Tailored suggestions is a list of users who Twitter thinks you might like to follow that appears under ‘Who to follow’ on various pages on the micro-blogging site.

Twitter tries to work out if you should follow somebody by comparing the websites their followers visit with the websites that you go to. Although it relies on knowing which websites you visit it doesn’t use the tailored audiences ad partners to get that data.

The data for tailored suggestions is gathered entirely from the blue tweet buttons that are embedded into websites (like this one) that want to make tweeting their content a little bit easier.

This is possible because of the way that the buttons are embedded. When a browser loads a web page with an embedded tweet button it has to request the code for the tweet button from twitter.com.

That request is like any other HTTP request for any other web page and will contain a referer header (which can identify where you are) and any cookies your browser has for the twitter.com domain (which can identify who you are).

So the very act of looking at a web page with a tweet button on it can tell Twitter you are looking at that web page (this is also true of Facebook Like buttons, Pinterest Pins and all the other popular social media ‘widgets’).

Fortunately it’s just as easy to switch off tailored suggestions as it is to switch of tailored audiences:

  1. Log in to Twitter
  2. Click on the Settings and help sprocket icon
  3. Click Settings
  4. Select Security and Privacy
  5. Un-tick Personalization

Twitter PersonalizationAs with tailored audiences, Twitter will also disable tailored suggestions if you have Do Not Track enabled in your browser.
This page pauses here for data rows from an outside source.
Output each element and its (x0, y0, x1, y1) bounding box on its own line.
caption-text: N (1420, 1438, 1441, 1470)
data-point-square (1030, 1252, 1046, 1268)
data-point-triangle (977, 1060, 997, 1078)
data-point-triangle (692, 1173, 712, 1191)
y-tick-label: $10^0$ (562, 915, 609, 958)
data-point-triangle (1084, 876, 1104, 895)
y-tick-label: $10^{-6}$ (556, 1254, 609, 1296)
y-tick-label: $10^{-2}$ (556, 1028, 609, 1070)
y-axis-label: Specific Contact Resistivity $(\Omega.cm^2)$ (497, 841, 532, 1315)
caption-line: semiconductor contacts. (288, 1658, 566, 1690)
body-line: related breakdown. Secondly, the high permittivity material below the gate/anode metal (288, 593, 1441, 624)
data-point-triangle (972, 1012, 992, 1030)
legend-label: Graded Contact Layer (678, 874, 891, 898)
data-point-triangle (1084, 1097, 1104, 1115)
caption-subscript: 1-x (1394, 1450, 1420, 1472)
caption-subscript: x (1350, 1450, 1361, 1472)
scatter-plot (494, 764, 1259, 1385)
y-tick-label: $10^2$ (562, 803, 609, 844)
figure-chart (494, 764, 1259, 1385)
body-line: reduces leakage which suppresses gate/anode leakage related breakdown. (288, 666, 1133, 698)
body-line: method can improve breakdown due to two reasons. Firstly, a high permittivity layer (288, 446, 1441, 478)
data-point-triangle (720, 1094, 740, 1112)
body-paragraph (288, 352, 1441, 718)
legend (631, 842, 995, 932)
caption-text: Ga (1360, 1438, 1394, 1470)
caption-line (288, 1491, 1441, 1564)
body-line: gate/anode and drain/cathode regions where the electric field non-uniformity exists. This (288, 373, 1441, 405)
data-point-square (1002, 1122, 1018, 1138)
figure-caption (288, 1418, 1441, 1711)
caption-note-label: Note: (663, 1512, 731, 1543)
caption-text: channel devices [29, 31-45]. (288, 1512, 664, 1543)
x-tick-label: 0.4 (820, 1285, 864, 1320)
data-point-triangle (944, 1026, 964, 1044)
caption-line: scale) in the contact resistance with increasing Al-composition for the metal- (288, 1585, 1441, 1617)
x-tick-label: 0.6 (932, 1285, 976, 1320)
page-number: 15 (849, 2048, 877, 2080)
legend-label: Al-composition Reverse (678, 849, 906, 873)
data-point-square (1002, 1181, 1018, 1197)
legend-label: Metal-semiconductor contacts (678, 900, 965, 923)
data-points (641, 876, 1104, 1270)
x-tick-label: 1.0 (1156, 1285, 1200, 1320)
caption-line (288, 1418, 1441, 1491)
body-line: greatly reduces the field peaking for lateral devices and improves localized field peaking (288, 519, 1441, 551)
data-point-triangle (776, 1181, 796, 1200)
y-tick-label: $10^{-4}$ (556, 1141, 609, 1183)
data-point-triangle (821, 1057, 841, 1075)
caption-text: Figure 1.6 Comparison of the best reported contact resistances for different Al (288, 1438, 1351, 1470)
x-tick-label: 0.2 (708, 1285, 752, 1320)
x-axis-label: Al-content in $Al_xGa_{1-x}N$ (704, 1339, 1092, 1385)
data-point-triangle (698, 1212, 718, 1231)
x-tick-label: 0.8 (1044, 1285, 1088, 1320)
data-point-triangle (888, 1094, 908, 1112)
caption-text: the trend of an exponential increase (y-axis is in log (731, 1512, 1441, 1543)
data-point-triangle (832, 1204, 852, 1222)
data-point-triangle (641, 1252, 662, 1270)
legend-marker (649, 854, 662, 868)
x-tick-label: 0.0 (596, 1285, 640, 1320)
The methods described in this article for disabling tracking are the vendors’ own methods and following them should ensure that the sites affected stop tracking you but continue to operate correctly.

If you don’t trust vendors that rely on advertising dollars to manage your privacy or if you’re looking for a more comprehensive anti-tracking solution then you might prefer to manage your privacy with a browser plugin like Ghostery or Lightbeam.